I will always remember the day I learned nursery rhymes aren’t always, well, fit for the nursery.
Uno was fretful and I wanted to sing her a song. Reaching back into my memories I began to sing:
“Rock-a-by-baby, in the tree tops,
When the wind blows the cradle will rock.” (I was swaying with her, it was a sweet, moment and she was calming. I kept singing, the words coming from memory rather than volition…)
“When the bough breaks the cradle will fall,
And down will come baby, cradle and all.”
What?! The words dripped from my mouth without thought. Surely I had it wrong! Who would ever sing a song about a baby plummeting from a great height as a soothing song for an infant?!
That was the start of it all, the beginning of my disillusionment with the traditional nursery rhymes. I get chills when I look at most doll babies, too.
(For the record, I ended up changing the words of Terri Clark’s Poor, Poor Pitiful Me as Uno’s soothing song. Dos got I’m in the Lord’s Army, and Tres’ song is a version of The Addam’s Family theme.)
Today I read an article that reminded me of the sketchiness of kid’s songs. As if Wiggle’s and Barney and Yo Gabba Gabba aren’t creepy enough, we have these macabre rhymes handed down!
In addition to the ones mentioned by Evonne Lack (It’s Raining, It’s Pouring, Three Blind Mice, There Was An Old Lady Who Swallowed a Fly, London Bridge is Falling Down, and All the Pretty Little Horses), here are some more songs for the kiddos possessing an undeniable goose bump factor:
Wee Willie Winkie
Wee Willie Winkie runs through the town,
Up stairs and down stairs in his night-gown,
Tapping at the window, crying at the lock,
Are the children in their bed,
for it’s past ten o’clock?
ug: There’s a man scampering through the night in his night gown, tapping at windows and trying to break in. This is the stuff of nightmares for me. Can anyone else say pedophile creeper?!
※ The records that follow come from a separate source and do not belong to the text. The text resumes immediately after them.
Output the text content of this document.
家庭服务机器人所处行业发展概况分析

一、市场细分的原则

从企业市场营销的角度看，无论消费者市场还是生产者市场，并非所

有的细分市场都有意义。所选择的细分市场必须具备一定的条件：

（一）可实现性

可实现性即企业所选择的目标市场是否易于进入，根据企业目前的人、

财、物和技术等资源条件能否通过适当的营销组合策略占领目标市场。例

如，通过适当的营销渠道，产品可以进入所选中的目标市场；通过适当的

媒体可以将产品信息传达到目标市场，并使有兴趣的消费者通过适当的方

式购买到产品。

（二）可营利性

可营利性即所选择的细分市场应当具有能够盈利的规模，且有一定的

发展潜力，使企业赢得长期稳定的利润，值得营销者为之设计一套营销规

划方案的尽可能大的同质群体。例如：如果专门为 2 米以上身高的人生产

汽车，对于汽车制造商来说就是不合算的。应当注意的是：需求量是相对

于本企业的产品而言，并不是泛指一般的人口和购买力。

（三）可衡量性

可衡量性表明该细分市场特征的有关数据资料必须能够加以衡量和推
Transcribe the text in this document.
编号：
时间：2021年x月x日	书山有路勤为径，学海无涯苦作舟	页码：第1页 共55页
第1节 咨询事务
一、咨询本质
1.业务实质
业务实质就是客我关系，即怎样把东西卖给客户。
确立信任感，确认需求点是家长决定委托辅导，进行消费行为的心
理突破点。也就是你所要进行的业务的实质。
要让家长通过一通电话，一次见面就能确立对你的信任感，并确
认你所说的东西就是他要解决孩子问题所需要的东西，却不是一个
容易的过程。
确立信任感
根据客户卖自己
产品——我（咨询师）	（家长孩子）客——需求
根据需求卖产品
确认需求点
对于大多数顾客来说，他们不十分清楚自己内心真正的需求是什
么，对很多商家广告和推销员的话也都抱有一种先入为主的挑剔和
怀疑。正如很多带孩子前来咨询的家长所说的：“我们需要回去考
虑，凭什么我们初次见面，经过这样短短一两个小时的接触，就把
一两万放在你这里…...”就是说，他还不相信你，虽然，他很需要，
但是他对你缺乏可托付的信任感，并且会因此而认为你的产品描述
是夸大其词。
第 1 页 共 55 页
Humpty Dumpty sat on a wall,
Humpty Dumpty had a great fall.
All the King’s horses, And all the King’s men
Couldn’t put Humpty together again!
ug: No, this is not the rhyme associated with Digital Underground and the Humpty Hump, though that association certainly increases the ick factor when you consider we’re talking about rhymes for infants! This old ode actually refers to a cannon that fell off a wall. (During those times people also called the obese humpty dumpties, just in case you were wondering.) But as a kid, weren’t you confused about why an egg was hanging out with horseman at all?
Senor Don Gato
Oh Senor Don Gato was a cat.
On a high red roof, Don Gato sat.
He was there to read a letter
Meow, meow, meow
‘Cause the reading light was better
meow, meow, meow
‘Twas a love note for Don Gato.
ug: I loved this song as a 5th grader! I sang it con gusto and howled the “meow, meow, meow” bits with joy. Turns out it’s a song about a cat who reads a love letter from his beloved and falls off the roof, dies, and his funeral. Nice, huh. Meow, meow, meow doesn’t really make that better.
In a cavern, in a canyon,
Excavating for a mine
Dwelt a miner forty niner,
And his daughter Clementine.
Oh my darling, oh my darling,
Oh my darling, Clementine!
Thou art lost and gone forever
Dreadful sorry, Clementine.
ug: Take the time to read the entire lyrics of this twangy song and you’ll find they’re crooning about a gal who drowned. Depending on the lyrics you sing, the dad may be 100% creepy or just bummed. Either way, it’s a song about a kid who drowns. Not exactly chipper.
Ring Around the Roses
Ring around the roses, a pocket full of posies,
Ashes, ashes, we all fall down.
ug: This one used to be on my creepy list. But today my friends checked it with Snopes and it turns out it’s not a song about the Black Plague after all! It really is just a happy tune where kids can skip around and possibly bruise their backsides during the grand finale. So, hey, who’s going to stand in the way of that kind of fun? Certainly not me!
Do you have any kid songs that now freak you out as an adult?